Ученых разоблачали, снимали с заведования кафедрой, исследования отбрасывались назад, принося огромный ущерб народному хозяйству, но наука, зачахшая, лишенная благотворной влаги, как оскудевшая, заброшенная земля, все же была живой. Идеи оказались выносливее людей и растений.

Я вспоминаю уже более поздние споры с отцом.

- Как же так, твой любимый Мечников заразил гиббона брюшным тифом, привил сифилис шимпанзе, а вспомни, что говорил Достоевский о смерти ребенка?

- Так во имя ребенка и делалось же… Не только лишь для того, чтобы изучить организм обезьяны, доказать экспериментальным методом единство происхождения, но и для того, чтобы изучить заразные болезни, чтобы препятствовать им.

Значит, добро через зло, думал я.
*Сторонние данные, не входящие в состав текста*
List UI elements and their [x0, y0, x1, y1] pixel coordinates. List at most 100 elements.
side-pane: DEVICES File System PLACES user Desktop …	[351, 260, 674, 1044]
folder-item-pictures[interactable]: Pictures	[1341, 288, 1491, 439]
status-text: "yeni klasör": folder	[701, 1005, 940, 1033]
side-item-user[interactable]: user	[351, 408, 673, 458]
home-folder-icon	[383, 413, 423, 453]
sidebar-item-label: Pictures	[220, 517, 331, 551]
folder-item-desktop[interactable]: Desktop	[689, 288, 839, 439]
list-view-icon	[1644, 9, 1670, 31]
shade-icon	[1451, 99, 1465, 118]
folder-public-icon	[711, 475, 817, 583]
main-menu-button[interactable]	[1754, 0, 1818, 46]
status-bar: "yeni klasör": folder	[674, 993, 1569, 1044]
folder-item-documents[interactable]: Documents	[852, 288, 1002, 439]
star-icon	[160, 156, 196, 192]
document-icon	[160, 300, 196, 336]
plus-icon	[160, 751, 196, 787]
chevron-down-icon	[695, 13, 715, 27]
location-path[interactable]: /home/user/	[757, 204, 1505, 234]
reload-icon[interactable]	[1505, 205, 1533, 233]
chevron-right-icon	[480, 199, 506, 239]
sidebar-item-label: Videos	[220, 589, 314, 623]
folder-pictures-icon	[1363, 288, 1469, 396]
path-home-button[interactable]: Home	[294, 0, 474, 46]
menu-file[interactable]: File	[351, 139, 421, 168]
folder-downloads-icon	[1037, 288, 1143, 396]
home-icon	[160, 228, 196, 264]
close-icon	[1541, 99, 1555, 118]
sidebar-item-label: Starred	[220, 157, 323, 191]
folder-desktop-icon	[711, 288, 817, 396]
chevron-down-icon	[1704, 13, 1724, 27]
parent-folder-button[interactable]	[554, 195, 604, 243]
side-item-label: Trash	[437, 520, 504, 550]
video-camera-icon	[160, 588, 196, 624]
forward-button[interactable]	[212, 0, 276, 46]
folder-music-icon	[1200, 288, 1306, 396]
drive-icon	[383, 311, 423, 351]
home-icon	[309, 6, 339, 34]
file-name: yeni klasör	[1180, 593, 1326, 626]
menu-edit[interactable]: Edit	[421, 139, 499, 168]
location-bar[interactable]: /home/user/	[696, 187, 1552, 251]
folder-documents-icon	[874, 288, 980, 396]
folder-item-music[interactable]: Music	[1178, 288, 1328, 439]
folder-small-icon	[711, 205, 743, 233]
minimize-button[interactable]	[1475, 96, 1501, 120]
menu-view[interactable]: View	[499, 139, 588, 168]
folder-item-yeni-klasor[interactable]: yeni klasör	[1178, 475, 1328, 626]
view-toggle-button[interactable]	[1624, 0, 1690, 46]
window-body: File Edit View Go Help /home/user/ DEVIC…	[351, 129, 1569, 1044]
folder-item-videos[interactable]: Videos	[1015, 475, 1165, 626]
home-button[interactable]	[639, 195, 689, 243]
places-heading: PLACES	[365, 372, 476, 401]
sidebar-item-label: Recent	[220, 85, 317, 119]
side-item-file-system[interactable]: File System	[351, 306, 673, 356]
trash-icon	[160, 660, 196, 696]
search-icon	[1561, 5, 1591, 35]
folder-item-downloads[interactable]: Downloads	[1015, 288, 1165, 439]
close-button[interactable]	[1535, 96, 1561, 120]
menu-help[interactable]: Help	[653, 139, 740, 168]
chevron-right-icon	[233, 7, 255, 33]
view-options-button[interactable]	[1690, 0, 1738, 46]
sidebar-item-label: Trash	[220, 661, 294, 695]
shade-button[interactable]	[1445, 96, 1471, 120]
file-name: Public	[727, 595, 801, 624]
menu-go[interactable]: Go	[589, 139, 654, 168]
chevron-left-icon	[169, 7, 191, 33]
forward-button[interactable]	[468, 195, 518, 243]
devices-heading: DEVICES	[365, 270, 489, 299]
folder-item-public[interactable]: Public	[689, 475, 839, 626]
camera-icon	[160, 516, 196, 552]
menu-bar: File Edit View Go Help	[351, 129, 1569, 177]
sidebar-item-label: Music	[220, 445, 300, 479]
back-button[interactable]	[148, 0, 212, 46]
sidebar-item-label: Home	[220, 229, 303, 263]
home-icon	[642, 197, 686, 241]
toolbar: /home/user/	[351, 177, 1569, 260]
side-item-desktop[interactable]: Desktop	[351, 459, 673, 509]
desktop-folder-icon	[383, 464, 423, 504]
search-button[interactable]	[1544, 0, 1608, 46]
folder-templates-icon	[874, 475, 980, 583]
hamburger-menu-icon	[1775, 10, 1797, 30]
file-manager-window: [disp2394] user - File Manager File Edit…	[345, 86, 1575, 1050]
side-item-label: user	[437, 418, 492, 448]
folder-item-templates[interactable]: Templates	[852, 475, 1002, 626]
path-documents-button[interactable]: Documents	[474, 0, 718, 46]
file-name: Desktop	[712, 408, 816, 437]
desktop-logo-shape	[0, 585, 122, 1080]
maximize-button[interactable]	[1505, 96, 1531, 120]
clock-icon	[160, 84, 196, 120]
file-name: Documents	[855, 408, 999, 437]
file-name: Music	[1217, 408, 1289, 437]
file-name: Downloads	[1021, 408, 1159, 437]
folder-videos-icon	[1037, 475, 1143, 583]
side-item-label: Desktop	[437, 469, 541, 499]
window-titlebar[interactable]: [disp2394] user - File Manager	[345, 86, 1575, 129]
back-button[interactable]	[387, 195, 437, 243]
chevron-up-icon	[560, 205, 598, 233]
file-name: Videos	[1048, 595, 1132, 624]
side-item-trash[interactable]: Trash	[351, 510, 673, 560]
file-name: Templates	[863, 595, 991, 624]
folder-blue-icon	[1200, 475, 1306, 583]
Наука требует жертв… Слова эти стали банальностью. Но…

Иногда она требовала слишком многих жертв, так ведь и достижения ее не стоили тех человеческих судеб, что были принесены ей на заклание. И наука виделась мне многоярусным восточным драконом, изрыгающим огонь, но с человеческим лицом, с каменными глазами, с надвинутой на гранитный лоб плоской каменной кепкой.

Внезапно ночью он оживает, этот мощный дракон, изрыгая немыслимой силы свет ярче тысячи солнц. И сжигает множество живых существ, агнцев, принесенных ей в жертву ради еще более яркого смертоносного излучения.

Да, и так видится иногда. Зло, причиненное отдельному живому индивидууму во имя спасения миллионов людей, не хотелось понимать и принимать. Но, как доказывал доктор Ру, шимпанзе и гиббон якобы тоже были спасены, на них апробировали медикаментозную противобактериальную терапию.

Все дело в том, кто принимал решение. Ученый, мыслящий и совестливый, думающий о большем, чем успех его опыта, ставящий этот опыт как бы на себе, или блистательный, бесстрастный, а потому и особенно опасный экспериментатор, честолюбец, служащий каким-то иным, вовсе не научным интересам и целям.

Я понимал, что отца и самого несколько коробили эти, возможно, необходимые эксперименты профeссора Мечникова, да и последующие павловские опыты на собаках, хотя как ученый он знал, что жестокость, хотим мы того или не хотим, присуща научному эксперименту, но жестокость эта, усилиями ученых сведенная к минимуму,- необходимость во имя целесообразности.

Но опаснее всего были псевдоопыты. Отец не верил Лысенко и не принимал его как ученого-теоретика. Еще в середине тридцатых годов отец на лекциях подвергал сомнению его безграмотные нападки на генетику, его невероятные достижения в гибридизации, о которых рапортовали стране журналисты, о которых поэты слагали стихи.